Instance (droit)
L'instance en droit désigne l'ensemble des actes de procédure accomplis devant une juridiction, depuis la saisine jusqu'au prononcé de la décision mettant fin au litige. Elle constitue le cadre formel dans lequel se déroule le procès, qu'il soit civil, pénal ou administratif. Le terme provient du latin instantia, signifiant « action de se tenir devant », et renvoie à la présence active des parties devant le juge. En droit processuel, l'instance est à la fois un rapport juridique liant les parties à la juridiction saisie et le processus par lequel ce rapport se déroule.

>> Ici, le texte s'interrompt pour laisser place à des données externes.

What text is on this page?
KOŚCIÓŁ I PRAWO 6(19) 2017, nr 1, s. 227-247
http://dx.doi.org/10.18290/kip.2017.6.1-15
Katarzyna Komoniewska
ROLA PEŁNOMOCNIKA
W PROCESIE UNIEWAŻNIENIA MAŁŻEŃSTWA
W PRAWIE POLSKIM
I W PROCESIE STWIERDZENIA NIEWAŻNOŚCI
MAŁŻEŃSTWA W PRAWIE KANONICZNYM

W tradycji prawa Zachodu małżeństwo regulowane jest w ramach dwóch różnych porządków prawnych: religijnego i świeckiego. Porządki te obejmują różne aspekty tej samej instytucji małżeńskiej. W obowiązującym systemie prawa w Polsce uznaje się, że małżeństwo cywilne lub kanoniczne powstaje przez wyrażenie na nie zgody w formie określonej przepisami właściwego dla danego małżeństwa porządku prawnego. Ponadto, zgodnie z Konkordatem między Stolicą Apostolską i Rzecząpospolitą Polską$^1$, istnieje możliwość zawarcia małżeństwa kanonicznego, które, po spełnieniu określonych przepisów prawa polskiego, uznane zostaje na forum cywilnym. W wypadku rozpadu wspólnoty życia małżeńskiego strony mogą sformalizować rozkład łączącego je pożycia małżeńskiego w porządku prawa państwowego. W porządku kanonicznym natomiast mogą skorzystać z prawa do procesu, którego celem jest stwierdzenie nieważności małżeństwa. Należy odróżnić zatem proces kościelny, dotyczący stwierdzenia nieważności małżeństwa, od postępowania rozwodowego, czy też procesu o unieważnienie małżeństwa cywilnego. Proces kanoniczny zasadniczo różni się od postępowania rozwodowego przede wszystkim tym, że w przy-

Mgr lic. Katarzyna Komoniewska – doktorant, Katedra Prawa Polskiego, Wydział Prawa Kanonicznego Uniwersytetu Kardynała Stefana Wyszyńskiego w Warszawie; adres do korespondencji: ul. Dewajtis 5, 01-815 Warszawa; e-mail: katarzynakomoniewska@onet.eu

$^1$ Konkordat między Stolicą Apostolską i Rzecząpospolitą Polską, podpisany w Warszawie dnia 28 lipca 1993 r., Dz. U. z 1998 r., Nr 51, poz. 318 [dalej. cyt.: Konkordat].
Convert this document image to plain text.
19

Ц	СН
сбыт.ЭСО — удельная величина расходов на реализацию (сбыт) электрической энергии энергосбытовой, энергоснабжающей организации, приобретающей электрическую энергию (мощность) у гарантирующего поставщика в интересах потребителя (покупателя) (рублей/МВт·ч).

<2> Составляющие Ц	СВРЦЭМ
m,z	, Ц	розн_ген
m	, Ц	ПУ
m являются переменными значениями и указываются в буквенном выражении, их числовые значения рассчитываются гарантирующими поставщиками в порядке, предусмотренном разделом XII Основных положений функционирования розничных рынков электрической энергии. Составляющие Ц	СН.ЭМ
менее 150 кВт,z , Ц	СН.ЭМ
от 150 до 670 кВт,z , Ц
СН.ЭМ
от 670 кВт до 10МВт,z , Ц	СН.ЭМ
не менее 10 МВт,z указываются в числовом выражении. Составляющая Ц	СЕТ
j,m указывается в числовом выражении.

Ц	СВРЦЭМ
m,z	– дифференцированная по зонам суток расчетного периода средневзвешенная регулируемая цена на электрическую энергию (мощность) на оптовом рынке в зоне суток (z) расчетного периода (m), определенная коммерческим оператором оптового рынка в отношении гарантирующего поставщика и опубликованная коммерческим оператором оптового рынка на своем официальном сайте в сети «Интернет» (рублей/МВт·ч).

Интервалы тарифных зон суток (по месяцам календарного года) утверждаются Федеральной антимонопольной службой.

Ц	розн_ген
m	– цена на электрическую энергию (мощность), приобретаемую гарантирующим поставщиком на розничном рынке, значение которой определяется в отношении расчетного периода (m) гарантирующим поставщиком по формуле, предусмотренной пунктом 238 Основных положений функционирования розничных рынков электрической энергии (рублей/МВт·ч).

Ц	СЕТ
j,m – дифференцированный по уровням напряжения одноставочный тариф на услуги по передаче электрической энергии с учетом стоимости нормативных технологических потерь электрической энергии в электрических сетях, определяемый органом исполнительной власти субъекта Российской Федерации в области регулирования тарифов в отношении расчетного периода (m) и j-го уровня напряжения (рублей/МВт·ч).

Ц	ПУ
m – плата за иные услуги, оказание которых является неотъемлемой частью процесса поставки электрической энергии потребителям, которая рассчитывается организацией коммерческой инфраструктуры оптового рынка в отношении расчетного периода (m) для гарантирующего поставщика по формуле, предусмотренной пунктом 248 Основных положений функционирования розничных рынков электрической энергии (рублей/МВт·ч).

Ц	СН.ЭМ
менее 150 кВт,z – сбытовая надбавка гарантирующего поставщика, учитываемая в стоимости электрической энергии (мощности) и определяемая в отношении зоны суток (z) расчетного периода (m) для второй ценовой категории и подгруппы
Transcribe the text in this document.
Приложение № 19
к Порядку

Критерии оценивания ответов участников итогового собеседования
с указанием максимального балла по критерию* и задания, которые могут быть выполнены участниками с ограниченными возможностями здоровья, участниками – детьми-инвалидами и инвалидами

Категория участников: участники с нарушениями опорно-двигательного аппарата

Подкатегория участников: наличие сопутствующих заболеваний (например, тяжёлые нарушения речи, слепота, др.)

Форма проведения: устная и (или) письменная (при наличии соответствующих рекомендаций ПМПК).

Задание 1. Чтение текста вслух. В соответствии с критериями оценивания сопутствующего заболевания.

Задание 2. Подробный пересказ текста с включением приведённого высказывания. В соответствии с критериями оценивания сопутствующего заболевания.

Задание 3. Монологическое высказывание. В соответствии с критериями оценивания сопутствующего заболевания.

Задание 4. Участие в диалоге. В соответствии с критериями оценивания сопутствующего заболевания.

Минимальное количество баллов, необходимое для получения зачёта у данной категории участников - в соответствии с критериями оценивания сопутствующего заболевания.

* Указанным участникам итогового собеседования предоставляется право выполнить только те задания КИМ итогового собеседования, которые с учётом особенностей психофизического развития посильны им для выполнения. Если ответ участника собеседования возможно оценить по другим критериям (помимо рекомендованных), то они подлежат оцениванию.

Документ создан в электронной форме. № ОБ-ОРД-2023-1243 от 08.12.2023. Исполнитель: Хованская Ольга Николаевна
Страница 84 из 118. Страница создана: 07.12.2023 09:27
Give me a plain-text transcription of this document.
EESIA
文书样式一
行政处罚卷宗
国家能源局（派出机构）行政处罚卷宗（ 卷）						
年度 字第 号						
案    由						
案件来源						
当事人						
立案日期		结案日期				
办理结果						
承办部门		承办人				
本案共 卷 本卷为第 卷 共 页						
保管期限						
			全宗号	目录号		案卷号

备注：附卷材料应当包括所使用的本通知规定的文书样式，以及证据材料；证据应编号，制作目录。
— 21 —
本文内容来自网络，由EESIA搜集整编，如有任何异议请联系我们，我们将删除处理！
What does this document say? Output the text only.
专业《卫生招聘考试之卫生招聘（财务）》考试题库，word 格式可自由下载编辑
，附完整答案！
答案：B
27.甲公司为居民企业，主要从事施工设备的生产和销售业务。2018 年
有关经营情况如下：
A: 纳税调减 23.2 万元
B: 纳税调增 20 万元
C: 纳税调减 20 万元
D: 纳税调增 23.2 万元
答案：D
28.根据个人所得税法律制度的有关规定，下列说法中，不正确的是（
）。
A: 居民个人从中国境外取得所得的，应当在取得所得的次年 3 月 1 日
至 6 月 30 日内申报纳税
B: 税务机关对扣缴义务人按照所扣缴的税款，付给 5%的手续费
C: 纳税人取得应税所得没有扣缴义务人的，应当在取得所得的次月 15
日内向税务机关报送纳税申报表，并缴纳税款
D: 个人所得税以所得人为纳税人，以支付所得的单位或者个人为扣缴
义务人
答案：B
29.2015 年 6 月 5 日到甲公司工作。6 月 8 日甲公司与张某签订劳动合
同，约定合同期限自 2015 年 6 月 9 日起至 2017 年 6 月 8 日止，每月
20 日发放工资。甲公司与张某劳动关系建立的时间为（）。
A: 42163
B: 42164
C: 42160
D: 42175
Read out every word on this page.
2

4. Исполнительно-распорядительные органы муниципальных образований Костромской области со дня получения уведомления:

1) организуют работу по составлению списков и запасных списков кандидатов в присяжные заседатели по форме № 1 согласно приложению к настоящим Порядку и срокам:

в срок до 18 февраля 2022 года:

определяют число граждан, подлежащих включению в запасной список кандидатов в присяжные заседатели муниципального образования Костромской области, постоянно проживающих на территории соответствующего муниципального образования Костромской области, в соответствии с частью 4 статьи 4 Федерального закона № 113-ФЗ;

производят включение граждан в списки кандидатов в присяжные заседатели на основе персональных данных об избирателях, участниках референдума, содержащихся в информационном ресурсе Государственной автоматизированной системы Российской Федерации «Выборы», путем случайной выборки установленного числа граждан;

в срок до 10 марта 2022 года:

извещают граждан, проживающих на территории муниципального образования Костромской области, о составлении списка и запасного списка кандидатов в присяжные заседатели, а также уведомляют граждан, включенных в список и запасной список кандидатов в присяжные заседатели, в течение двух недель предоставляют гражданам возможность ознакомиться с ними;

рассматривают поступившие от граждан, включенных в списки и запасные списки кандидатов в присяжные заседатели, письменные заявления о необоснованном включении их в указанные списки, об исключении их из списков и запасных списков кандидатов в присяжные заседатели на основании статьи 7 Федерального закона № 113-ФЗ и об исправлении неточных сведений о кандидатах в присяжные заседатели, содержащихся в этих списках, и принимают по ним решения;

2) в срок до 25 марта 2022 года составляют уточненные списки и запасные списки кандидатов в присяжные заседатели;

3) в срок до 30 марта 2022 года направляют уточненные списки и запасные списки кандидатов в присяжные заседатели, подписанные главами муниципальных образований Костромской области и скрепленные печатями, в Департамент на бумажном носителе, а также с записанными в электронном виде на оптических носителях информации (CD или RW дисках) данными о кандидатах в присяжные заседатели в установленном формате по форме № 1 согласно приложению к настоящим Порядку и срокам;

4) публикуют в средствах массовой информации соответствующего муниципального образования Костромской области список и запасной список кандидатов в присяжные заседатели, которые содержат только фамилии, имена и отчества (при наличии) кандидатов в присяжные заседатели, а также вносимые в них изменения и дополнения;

Définition et nature juridique
L'instance peut être définie comme la relation juridique qui se noue entre les parties et la juridiction dès l'introduction d'une action en justice. Elle prend naissance par l'acte introductif d'instance — assignation en matière civile, requête ou citation directe en matière pénale — et s'éteint par le jugement définitif ou par d'autres causes légales telles que la péremption ou le désistement.
Le Code de procédure civile français consacre, en ses articles 2 à 11, plusieurs principes fondamentaux régissant l'instance : le principe dispositif (les parties maîtrisent l'objet et la cause du litige), le principe du contradictoire (chaque partie doit pouvoir connaître et discuter les éléments produits contre elle), et le principe de concentration des moyens issu de l'arrêt Cesareo rendu par l'Assemblée plénière de la Cour de cassation le 7 juillet 2006.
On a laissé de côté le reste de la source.